Cal Crutchlow lo dice alla sua maniera: “Per anni ho visto i suoi dati e se avessi potuto replicare quello che faceva ci avrei provato. Ma è impossibile anche solo provarci”. Questa dichiarazione, rilasciata a TNT Sports, dall’ex pilota e oggi collaudatore della Yamaha, racchiude la definizione ultima di di Marc Márquez: l’uomo che ha riscritto le regole della MotoGP con un’abilità tanto unica quanto irraggiungibile. In un mondo dove la telemetria svela ogni segreto, il controllo del freno anteriore dello spagnolo rimane, secondo l’inglese, un mistero insondabile, un’arte che nessuno — nemmeno chi ha accesso agli stessi strumenti — riesce a replicare. “Quando frena – ha raccontato – la sua pinza anteriore si blocca. Lui gioca con la leva mentre entra in curva. Marc ha capito che più inclini la moto in entrata, più decelerazione ottieni. È vero, ma se blocchi la ruota anteriore, l’istinto è raddrizzare la moto. Lui fa il contrario: inclina ancora di più. Nessun altro può farlo”.

Quella di Crutchlow non è una semplice testimonianza, ma l’ammissione di un limite collettivo. Anche Neil Hodgson, commentatore tecnico, nello stesso servizio aggiunge un dettaglio al ritratto del campione: “È in grado di far slittare anche la ruota anteriore. Tanti campioni del passato erano fenomeni nel controllo della ruota posteriore, ma controllare così entrambe le ruote contemporaneamente è qualcosa che così tanto riesce solo a Marc.Questione di natura e di talento, insomma, poi perfezionato in anni di sfide. “Il venerdì – aggiunge l’inglese - quando la pista è sporca e tutti faticano, lui è un secondo più veloce. Con la Honda non sempre ha avuto la moto migliore, ma faceva la differenza. Ora che ha la Ducati ufficiale è impossibile stargli vicino”.

Eppure, secondo Crutchlow, il Márquez di oggi non è nemmeno la versione più temibile. “Quell’infortunio al braccio nel 2020? Ancora non credo che stia guidando al 100% - rivela Crutchlow - Se il Marc degli anni tra il 2015 e il 2019 fosse stato nelle condizioni in cui è oggi, gli altri gli resterebbero a mezzo giro”. Il paradosso è che proprio l’accesso ai dati, di solito livellatore di differenze, finisce per amplificare il divario. Crutchlow, pur avendo studiato ogni movimento del compagno, ammette l’impossibilità di emularlo. “Il modo in cui guida, i riflessi felini, la mentalità – dice - tutto in Marc funziona insieme. Quello che ha fatto in così tanto tempo è incredibile”.

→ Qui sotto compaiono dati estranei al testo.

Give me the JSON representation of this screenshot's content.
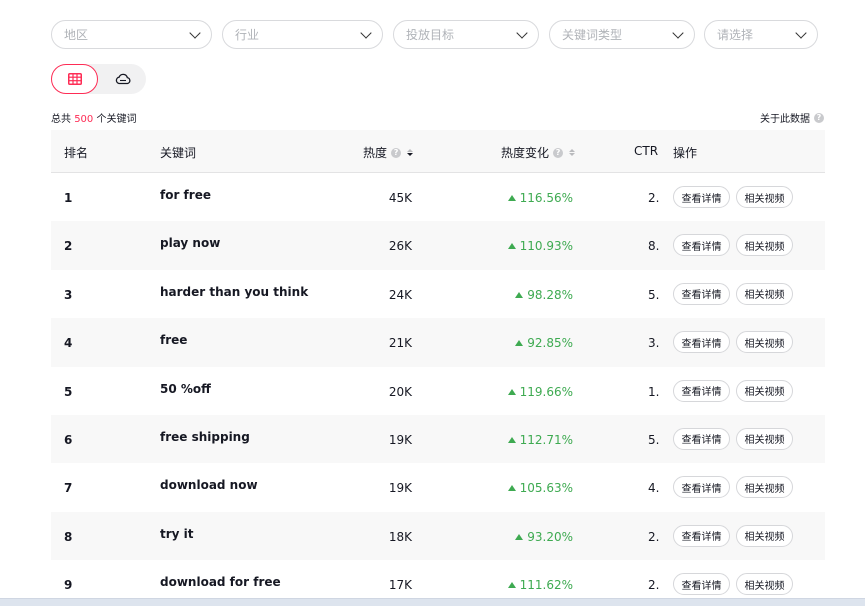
{
  "filters": [
    {
      "placeholder": "地区"
    },
    {
      "placeholder": "行业"
    },
    {
      "placeholder": "投放目标"
    },
    {
      "placeholder": "关键词类型"
    },
    {
      "placeholder": "请选择"
    }
  ],
  "view_toggle": {
    "active": "table",
    "options": [
      "table-icon",
      "cloud-icon"
    ]
  },
  "summary": {
    "prefix": "总共",
    "count": "500",
    "suffix": "个关键词"
  },
  "about_label": "关于此数据",
  "accent_color": "#fe2c55",
  "up_color": "#3eaa51",
  "table": {
    "headers": {
      "rank": "排名",
      "keyword": "关键词",
      "heat": "热度",
      "heat_change": "热度变化",
      "ctr": "CTR",
      "action": "操作"
    },
    "rows": [
      {
        "rank": "1",
        "keyword": "for free",
        "heat": "45K",
        "change": "116.56%",
        "ctr": "2.",
        "detail": "查看详情",
        "videos": "相关视频"
      },
      {
        "rank": "2",
        "keyword": "play now",
        "heat": "26K",
        "change": "110.93%",
        "ctr": "8.",
        "detail": "查看详情",
        "videos": "相关视频"
      },
      {
        "rank": "3",
        "keyword": "harder than you think",
        "heat": "24K",
        "change": "98.28%",
        "ctr": "5.",
        "detail": "查看详情",
        "videos": "相关视频"
      },
      {
        "rank": "4",
        "keyword": "free",
        "heat": "21K",
        "change": "92.85%",
        "ctr": "3.",
        "detail": "查看详情",
        "videos": "相关视频"
      },
      {
        "rank": "5",
        "keyword": "50 %off",
        "heat": "20K",
        "change": "119.66%",
        "ctr": "1.",
        "detail": "查看详情",
        "videos": "相关视频"
      },
      {
        "rank": "6",
        "keyword": "free shipping",
        "heat": "19K",
        "change": "112.71%",
        "ctr": "5.",
        "detail": "查看详情",
        "videos": "相关视频"
      },
      {
        "rank": "7",
        "keyword": "download now",
        "heat": "19K",
        "change": "105.63%",
        "ctr": "4.",
        "detail": "查看详情",
        "videos": "相关视频"
      },
      {
        "rank": "8",
        "keyword": "try it",
        "heat": "18K",
        "change": "93.20%",
        "ctr": "2.",
        "detail": "查看详情",
        "videos": "相关视频"
      },
      {
        "rank": "9",
        "keyword": "download for free",
        "heat": "17K",
        "change": "111.62%",
        "ctr": "2.",
        "detail": "查看详情",
        "videos": "相关视频"
      }
    ]
  }
}
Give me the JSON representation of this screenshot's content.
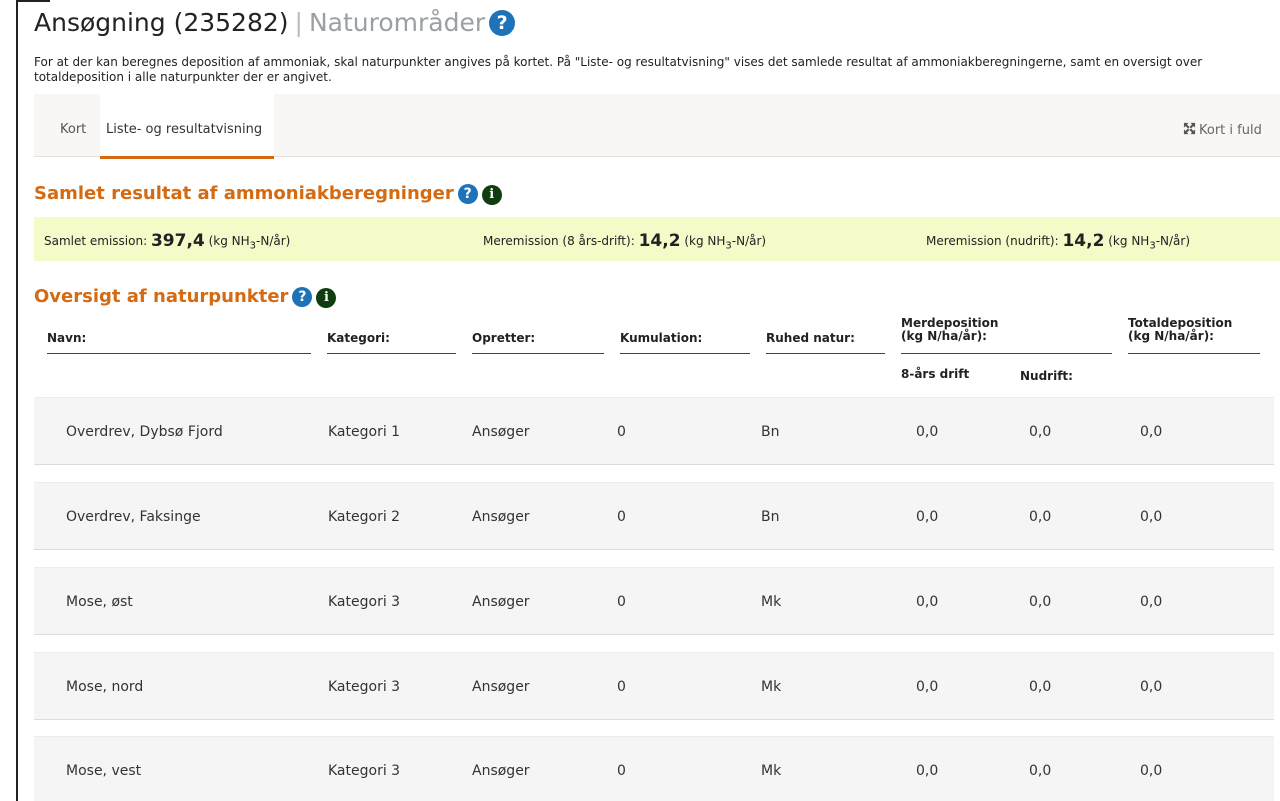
{
  "header": {
    "title": "Ansøgning (235282)",
    "separator": "|",
    "subtitle": "Naturområder",
    "help_glyph": "?"
  },
  "intro": "For at der kan beregnes deposition af ammoniak, skal naturpunkter angives på kortet. På \"Liste- og resultatvisning\" vises det samlede resultat af ammoniakberegningerne, samt en oversigt over totaldeposition i alle naturpunkter der er angivet.",
  "tabs": {
    "kort": "Kort",
    "liste": "Liste- og resultatvisning"
  },
  "fullscreen_label": "Kort i fuld",
  "results": {
    "title": "Samlet resultat af ammoniakberegninger",
    "help_glyph": "?",
    "info_glyph": "i",
    "items": [
      {
        "label": "Samlet emission:",
        "value": "397,4",
        "unit_pre": "(kg NH",
        "unit_sub": "3",
        "unit_post": "-N/år)"
      },
      {
        "label": "Meremission (8 års-drift):",
        "value": "14,2",
        "unit_pre": "(kg NH",
        "unit_sub": "3",
        "unit_post": "-N/år)"
      },
      {
        "label": "Meremission (nudrift):",
        "value": "14,2",
        "unit_pre": "(kg NH",
        "unit_sub": "3",
        "unit_post": "-N/år)"
      }
    ]
  },
  "overview": {
    "title": "Oversigt af naturpunkter",
    "help_glyph": "?",
    "info_glyph": "i",
    "headers": {
      "navn": "Navn:",
      "kategori": "Kategori:",
      "opretter": "Opretter:",
      "kumulation": "Kumulation:",
      "ruhed": "Ruhed natur:",
      "merdep_1": "Merdeposition",
      "merdep_2": "(kg N/ha/år):",
      "totaldep_1": "Totaldeposition",
      "totaldep_2": "(kg N/ha/år):",
      "sub_8aars": "8-års drift",
      "sub_nudrift": "Nudrift:"
    },
    "rows": [
      {
        "navn": "Overdrev, Dybsø Fjord",
        "kategori": "Kategori 1",
        "opretter": "Ansøger",
        "kumulation": "0",
        "ruhed": "Bn",
        "merdep_8": "0,0",
        "merdep_nu": "0,0",
        "total": "0,0"
      },
      {
        "navn": "Overdrev, Faksinge",
        "kategori": "Kategori 2",
        "opretter": "Ansøger",
        "kumulation": "0",
        "ruhed": "Bn",
        "merdep_8": "0,0",
        "merdep_nu": "0,0",
        "total": "0,0"
      },
      {
        "navn": "Mose, øst",
        "kategori": "Kategori 3",
        "opretter": "Ansøger",
        "kumulation": "0",
        "ruhed": "Mk",
        "merdep_8": "0,0",
        "merdep_nu": "0,0",
        "total": "0,0"
      },
      {
        "navn": "Mose, nord",
        "kategori": "Kategori 3",
        "opretter": "Ansøger",
        "kumulation": "0",
        "ruhed": "Mk",
        "merdep_8": "0,0",
        "merdep_nu": "0,0",
        "total": "0,0"
      },
      {
        "navn": "Mose, vest",
        "kategori": "Kategori 3",
        "opretter": "Ansøger",
        "kumulation": "0",
        "ruhed": "Mk",
        "merdep_8": "0,0",
        "merdep_nu": "0,0",
        "total": "0,0"
      }
    ]
  }
}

Provare a copiare quello che fa, magari guardando i suoi dati, porta i rivali in una sorta di vortice emotivo che paradossalmente li indebolisce ancora di più. “Fino quasi a arrendersi – conclude – dicendosi a loro volta ‘in fondo è contro Marc Marquez che corriamo’. E' così". Quasi un modo per dire che il vero campione non è colui che vince, ma chi, oltre a vincere, costringe gli altri a chiedersi come abbia fatto o come sia possibile.